Survey: 63% of enterprises may not pass a cloud access audit
By Asia Cloud Forum staff 28-Oct-2010
One in seven companies were found to be aware of the potential access violations in their cloud applications, yet not knowing how to locate them, a recent survey found.
More than 78% of the survey respondents failed to identify a single party that was responsible for securing corporate data in the cloud. As enterprises increasingly adopt cloud solutions without identifying the data security guards, more corporate data is at risk of unauthorized access.
These findings are based on Courion's 2010 Access Assurance Survey, conducted globally in October 2010 on 384 business managers from large enterprises with an averaged 1,000+ employees. Courion is a US-based company specializing in access governance, provisioning and compliance solutions with offices in the US, UK and India.
Cloud computing adoption may be outpacing commensurate security controls, the Access Assurance Survey suggest. Comparing to last year's figures, the lack of knowledge about which systems or applications that employees have access to have increased by about 10%. This lack of user access control to the cloud will only worsen by further growth in cloud adoption.
The key survey findings in relation to cloud computing are:
Insufficient cloud audit compliance. Nearly half (48%) of the survey respondents said they were not confident about passing a user access compliance audit of their cloud-based apps. About 15% of the respondents cited awareness of the potential access violations, but not knowing how to locate them.
Confusion about cloud data ownership. More than 75% of the respondents cannot identify who they believe should be responsible for their data in the cloud. While 65.4% answered the enterprise user, the application provider and the cloud service provider should all be responsible, another 13% said they were unsure. There was no consensus on which single party should protect the corporate data.
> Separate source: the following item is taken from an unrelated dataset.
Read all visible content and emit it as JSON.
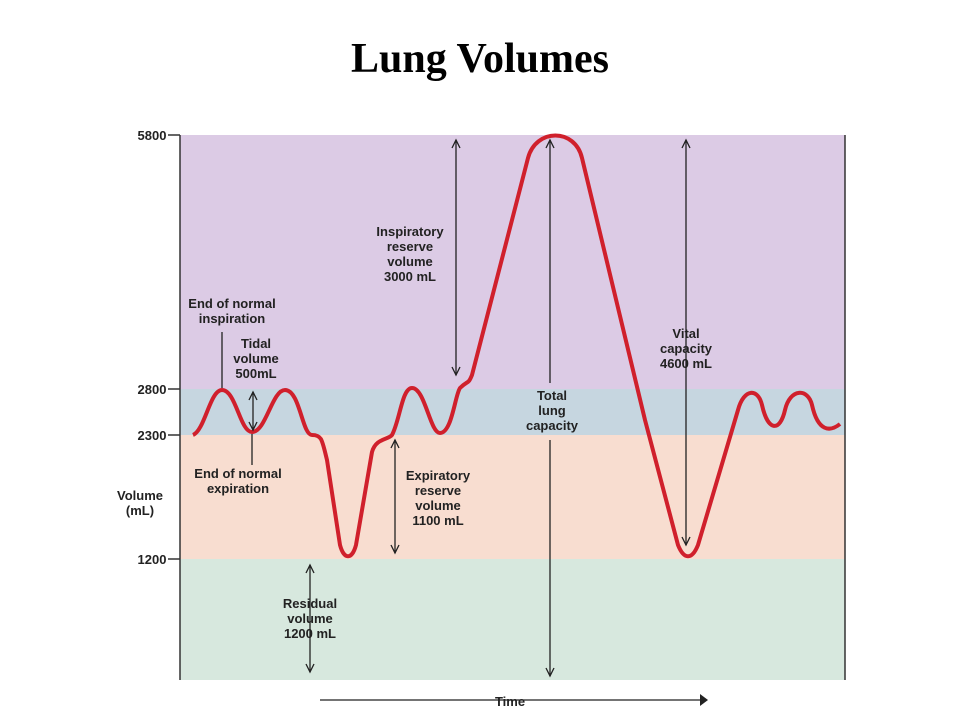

Unclear user access. About 61% of respondents said they have limited or no knowledge of which systems or applications employees has access to. This number spiked from 52.8% in 2009, indicating an increasing risk of “zombie” accounts -- accounts that remain active after employees have left the company or changed roles -- which can lead to data breaches.
Unconfident user access control. Comparing to 2009, enterprises are less confident this year in preventing terminated employees from accessing one or more IT systems. About 64% said they were not completely confident, compared to 58% last year.
Growing concern about external IT threats. There was a slight increase in the percentage of companies who were more concerned with external IT security threats than internal ones. About 56% of respondents said that external threats were still the biggest concern, compared to 54% last year.
Access assurance policies
These survey findings show that more due diligence is required to ensure that sensitive data is being accessed by the right employees on-premise, especially when the data resides at third party cloud providers.
Courion recommends careful inspection of access assurance policies that define, verify and enforce that the right users have the right access to the right resources and are doing the right things, and also that companies deliberate on which applications are best-suited for cloud environments and which are best kept on-premise.